March 29, 2024

Unconvinced by the successful The Curious Incident of the Dog in the Night-time

Based on Mark Haddon’s book, Simon Stephen’s play of The Curious Incident of the Dog in the Night-time has been a huge hit. There are productions currently on Broadway and touring the UK as well as the West End production at the Gielgud theatre. This London version has just had a new cast, with Sion Daniel Young excellent as Christopher, the young man at the centre of the drama. Throughout the play the rest of the ensemble sit around the side of the stage, coming forward into the action when needed. They include Rebecca Lacey as his caring teacher Siobhan and Nicholas Tennant as his struggling father.

Curious

The play purports to be the dramatisation of a notebook Christopher has been keeping about his life. It opens with him finding a dead dog, an event which drives the first act. He decides to do some detecting and investigate Who murdered Wellington? The play’s title alerts fans of Conan Doyle that Sherlock is being referenced, but peculiar though the results of the investigation are, they do not include any amazing feats of deduction worthy of the master detective.

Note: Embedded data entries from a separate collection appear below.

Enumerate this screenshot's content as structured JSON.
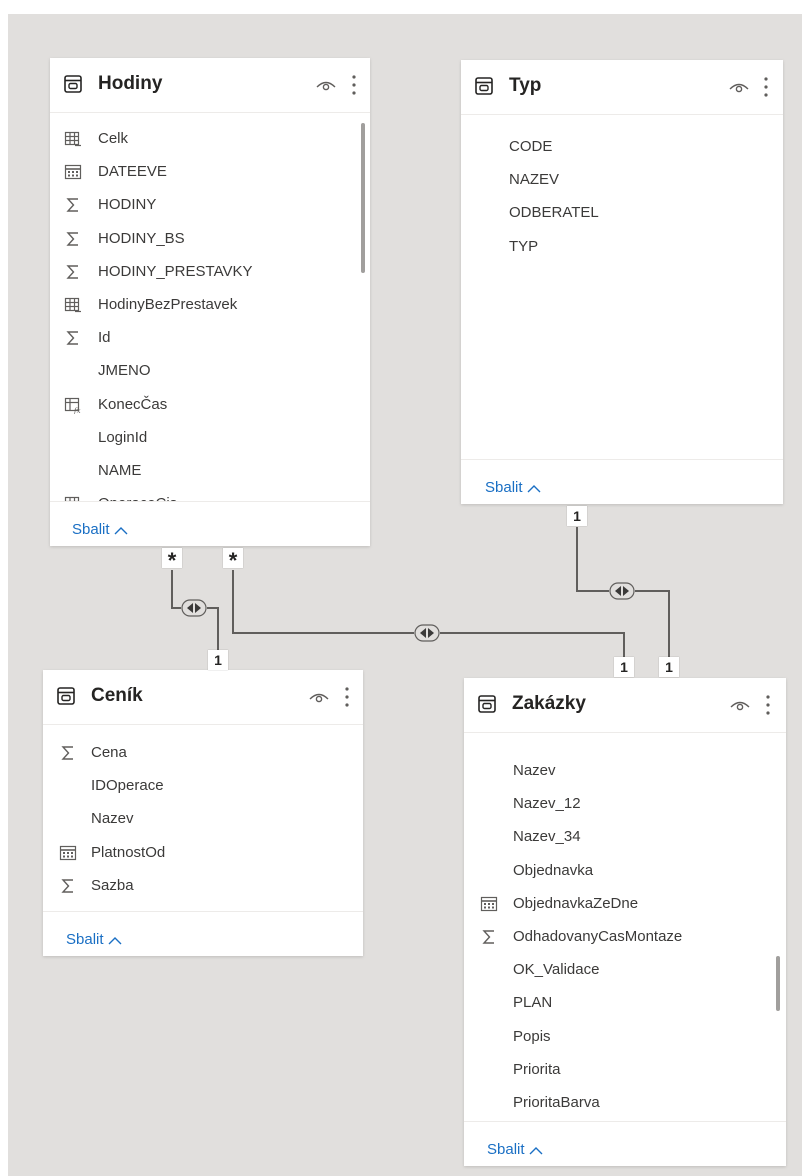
{
  "tables": {
    "hodiny": {
      "title": "Hodiny",
      "collapse": "Sbalit",
      "fields": [
        {
          "icon": "calculated-table-icon",
          "label": "Celk"
        },
        {
          "icon": "calendar-icon",
          "label": "DATEEVE"
        },
        {
          "icon": "sigma-icon",
          "label": "HODINY"
        },
        {
          "icon": "sigma-icon",
          "label": "HODINY_BS"
        },
        {
          "icon": "sigma-icon",
          "label": "HODINY_PRESTAVKY"
        },
        {
          "icon": "calculated-table-icon",
          "label": "HodinyBezPrestavek"
        },
        {
          "icon": "sigma-icon",
          "label": "Id"
        },
        {
          "icon": "none",
          "label": "JMENO"
        },
        {
          "icon": "calculated-fx-icon",
          "label": "KonecČas"
        },
        {
          "icon": "none",
          "label": "LoginId"
        },
        {
          "icon": "none",
          "label": "NAME"
        },
        {
          "icon": "calculated-table-icon",
          "label": "OperaceCis"
        }
      ]
    },
    "typ": {
      "title": "Typ",
      "collapse": "Sbalit",
      "fields": [
        {
          "icon": "none",
          "label": "CODE"
        },
        {
          "icon": "none",
          "label": "NAZEV"
        },
        {
          "icon": "none",
          "label": "ODBERATEL"
        },
        {
          "icon": "none",
          "label": "TYP"
        }
      ]
    },
    "cenik": {
      "title": "Ceník",
      "collapse": "Sbalit",
      "fields": [
        {
          "icon": "sigma-icon",
          "label": "Cena"
        },
        {
          "icon": "none",
          "label": "IDOperace"
        },
        {
          "icon": "none",
          "label": "Nazev"
        },
        {
          "icon": "calendar-icon",
          "label": "PlatnostOd"
        },
        {
          "icon": "sigma-icon",
          "label": "Sazba"
        }
      ]
    },
    "zakazky": {
      "title": "Zakázky",
      "collapse": "Sbalit",
      "fields": [
        {
          "icon": "none",
          "label": "Nazev"
        },
        {
          "icon": "none",
          "label": "Nazev_12"
        },
        {
          "icon": "none",
          "label": "Nazev_34"
        },
        {
          "icon": "none",
          "label": "Objednavka"
        },
        {
          "icon": "calendar-icon",
          "label": "ObjednavkaZeDne"
        },
        {
          "icon": "sigma-icon",
          "label": "OdhadovanyCasMontaze"
        },
        {
          "icon": "none",
          "label": "OK_Validace"
        },
        {
          "icon": "none",
          "label": "PLAN"
        },
        {
          "icon": "none",
          "label": "Popis"
        },
        {
          "icon": "none",
          "label": "Priorita"
        },
        {
          "icon": "none",
          "label": "PrioritaBarva"
        }
      ]
    }
  },
  "relationships": {
    "hodiny_cenik": {
      "many": "*",
      "one": "1"
    },
    "hodiny_zakazky": {
      "many": "*",
      "one": "1"
    },
    "typ_zakazky": {
      "one_a": "1",
      "one_b": "1"
    }
  },
  "colors": {
    "canvas": "#e1dfdd",
    "link": "#1a6fc4",
    "line": "#605e5c"
  }
}
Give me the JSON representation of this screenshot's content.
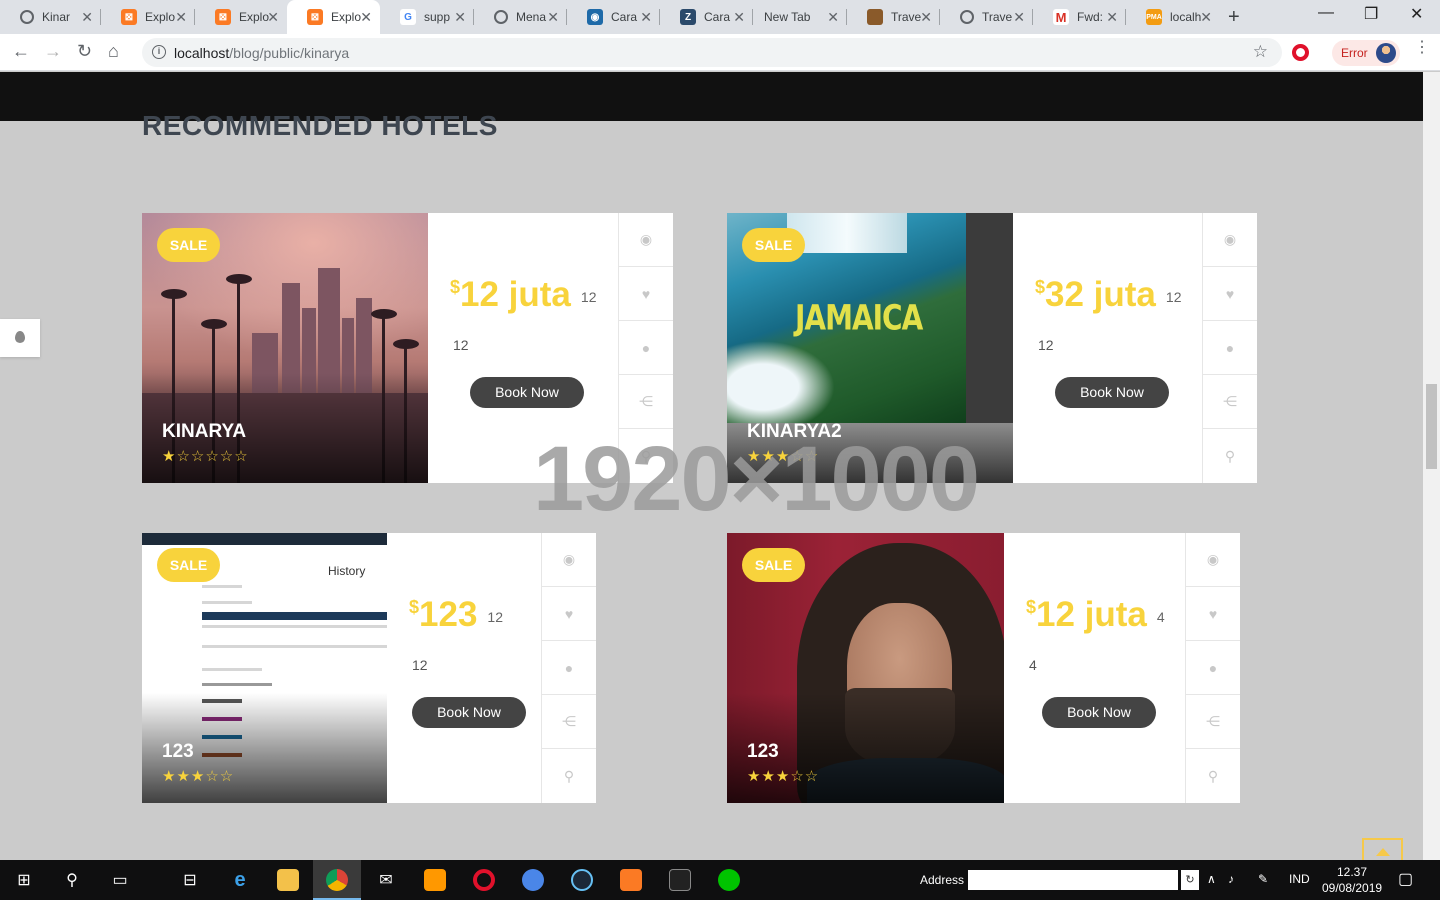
{
  "browser": {
    "tabs": [
      {
        "title": "Kinar",
        "icon": "globe-icon",
        "color": "#5f6368"
      },
      {
        "title": "Explo",
        "icon": "xampp-icon",
        "color": "#fb7a24"
      },
      {
        "title": "Explo",
        "icon": "xampp-icon",
        "color": "#fb7a24"
      },
      {
        "title": "Explo",
        "icon": "xampp-icon",
        "color": "#fb7a24",
        "active": true
      },
      {
        "title": "supp",
        "icon": "google-icon",
        "color": "#4285f4"
      },
      {
        "title": "Mena",
        "icon": "globe-icon",
        "color": "#5f6368"
      },
      {
        "title": "Cara",
        "icon": "db-icon",
        "color": "#1e6aa8"
      },
      {
        "title": "Cara",
        "icon": "zeplin-icon",
        "color": "#2b4a6b"
      },
      {
        "title": "New Tab",
        "icon": "",
        "color": ""
      },
      {
        "title": "Trave",
        "icon": "photo-icon",
        "color": "#8a5a2a"
      },
      {
        "title": "Trave",
        "icon": "globe-icon",
        "color": "#5f6368"
      },
      {
        "title": "Fwd:",
        "icon": "gmail-icon",
        "color": "#d93025"
      },
      {
        "title": "localh",
        "icon": "phpmyadmin-icon",
        "color": "#f39c12"
      }
    ],
    "url_host": "localhost",
    "url_path": "/blog/public/kinarya",
    "error_label": "Error"
  },
  "page": {
    "section_title": "RECOMMENDED HOTELS",
    "watermark": "1920×1000",
    "book_label": "Book Now",
    "sale_label": "SALE",
    "hotels": [
      {
        "name": "KINARYA",
        "price": "12 juta",
        "n1": "12",
        "n2": "12",
        "rating": 1
      },
      {
        "name": "KINARYA2",
        "price": "32 juta",
        "n1": "12",
        "n2": "12",
        "rating": 3,
        "image_text": "JAMAICA"
      },
      {
        "name": "123",
        "price": "123",
        "n1": "12",
        "n2": "12",
        "rating": 3,
        "image_text": "History"
      },
      {
        "name": "123",
        "price": "12 juta",
        "n1": "4",
        "n2": "4",
        "rating": 3
      }
    ],
    "currency": "$",
    "accent": "#f8d33c"
  },
  "taskbar": {
    "address_label": "Address",
    "lang": "IND",
    "time": "12.37",
    "date": "09/08/2019"
  }
}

Christopher has Asperger’s syndrome. Young’s portrayal of this condition through facial expressions, mannerisms and tics is superb. In the play the Asperger’s make him good at maths and bad with people – though the main effect we are shown again and again is that he takes everything literally. When asked to sit down with the colloquial phrase park yourself, he starts reversing, pretending to steer and making beeping noises. Is this an accurate portrayal of the condition or just put in for laughs? Much of the humour comes from the character’s inability to understand metaphors (or ‘lies’ as he prefers to call them) and it sometimes becomes close to laughing at his behaviour and misunderstanding.

Whilst the unpleasant truth about the dog’s death is the focus of the over-long first half, the second half leads into different territory. Realising his father has been lying to him, Christopher moves to London to live with his mother and her new partner. The fish-out-of-water humour increases as Christopher has to deal with the tube (the what?), accents and other aspects of big-city life.

Bunny Christie’s design is very good. What appears to be a spare, graph-papery square box moves and lights up, becoming at one point a disconcertingly high escalator. Video design is by Finn Ross who has created strong projections that bring the scenery to life, particularly successfully when the stage becomes a moving train. The cast has worked with movement directors Scott Graham and Steven Hoggett from Frantic Assembly and produce some balletic off-the-ground physical movement.

There are issues. The plot requires that a most unlikely lie has lain undiscovered, whilst the script is fully of jarring blasphemies. Christopher’s condition gives the hero flaws rarely seen on stage, but they are the sort of heart-warming flaws an audience can enjoy without having to contemplate any personal application.

Though the play’s USP is given by the Asperger’s, once the look-he-mistook-this-for-that amusement has been discounted The Curious Incident of the Dog in the Night-time is a drama about broken families and the effect of dishonesty on relationships – even if the solution provided on stage is distinctly superficial.